Heat map of the percentage contribution of vadose water to a floodplain aquifer studies near Rifle, Colorado, based on Strontium isotopic and concentration data from the vadose zone and groundwater. White circles represent locations of sampled monitoring wells used in the study.
Berkeley Lab researchers who study aquifer recharge and groundwater quality measured concentrations and isotopic composition of the trace element Strontium (Sr) in groundwater to evaluate how local topography affects the amount of groundwater recharge across a semi-dry riparian floodplain in the Upper Colorado River Basin. Their study location was the Rifle Site, one of 18 former uranium-mill tailings sites near Rifle, Colorado. The site became home to studies into groundwater remediation when Congress-ordered efforts to clean up the sedimentary contaminants known as U-mill tailings resulting from uranium mining concluded in the late 1990s.

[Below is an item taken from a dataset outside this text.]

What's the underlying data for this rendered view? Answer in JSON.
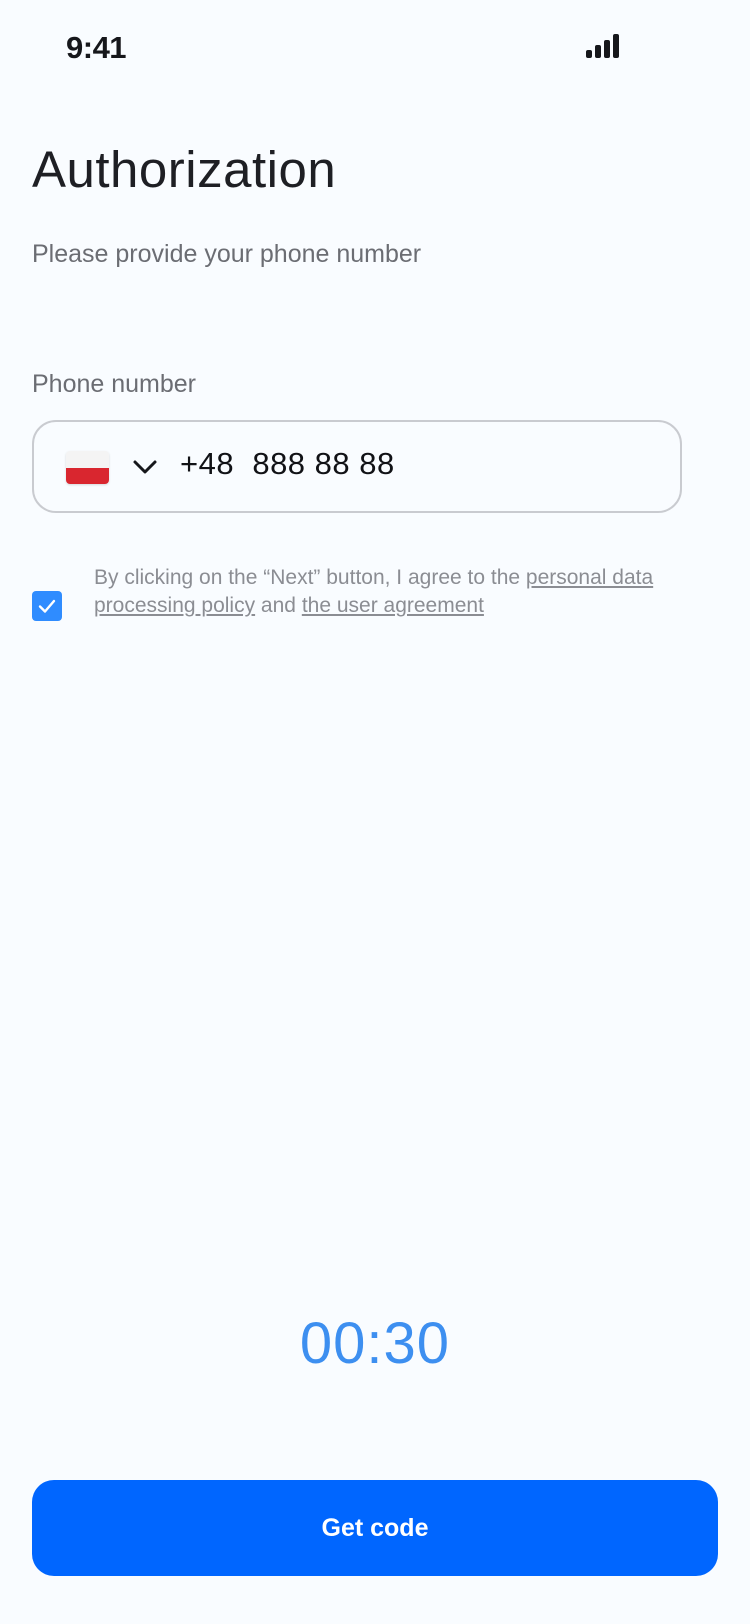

The Rifle Site is now the subject of research related to the Watershed Function Scientific Focus Area at Berkeley Lab. Staff scientist John Neil Christensen led a team to examine the connection between the unsaturated — or vadose — zone — and groundwater quality. They specifically looked at the groundwater recharge process, or the movement — or drainage — of water from land surface to the aquifer. Results of their research were published here.
“The vadose zone is important not just to water quality but also to whether there will be sufficient amounts of available groundwater,” says Christensen. “We’re interested in learning how much water passes through the vadose zone so that we can understand the transfer of nutrients and contaminants between the earth’s surface and groundwater.
“The Rifle Site is not only relevant to our studies of groundwater because of the previous contamination from ore processing, its location in a semi-arid region also makes it an ideal testing ground for studying groundwater availability.”
Because the Rifle Site has been the subject of so much research, Christensen’s team had access to a number of groundwater monitoring wells for their research. “I was looking at porewater samples of groundwater from above the vadose zone taken from the wells,” he says. The team then estimated quantities of groundwater from the vadose zone to the aquifer at various spots across the site using a Sr mixing model between groundwater and vadose porewater to interpret the the variation of groundwater Sr isotopic composition as the variable contribution of vadose zone porewater.
“The Rifle Site is not only relevant to our studies of groundwater because of the previous contamination from ore processing, its location in a semi-arid region also makes it an ideal testing ground for studying groundwater availability.”
The vadose zone porewater contribution ranged from 0 percent to as much as 38 percent and appears to be distinguished by the site’s microtopography. Slightly elevated areas of the site are associated with essentially zero recharge and hence relatively low rates of mobility of dissolved chemicals within the vadose zone.
Because total elevation across the Rifle Site varies minimally by an approximate 2.7 meters, lower-lying areas are the focus of drainage and greater amounts of recharge and, therefore, increased transfer of dissolved material to groundwater. The results of Christensen’s studies averaged over the site, and combined with average rainfall, suggest a water loss of 83 to 92 percent from the vadose zone due to evapotranspiration, resulting in an average estimated groundwater recharge rate of 2.5 to 5 cm per year.
This study provides a new set of tools for measuring the recharge of aquifers in semi-arid regions — both for groundwater resource management and evaluation of processes of vadose communication with groundwater both in terms of nutrients affecting biological activity and contaminants affecting water quality.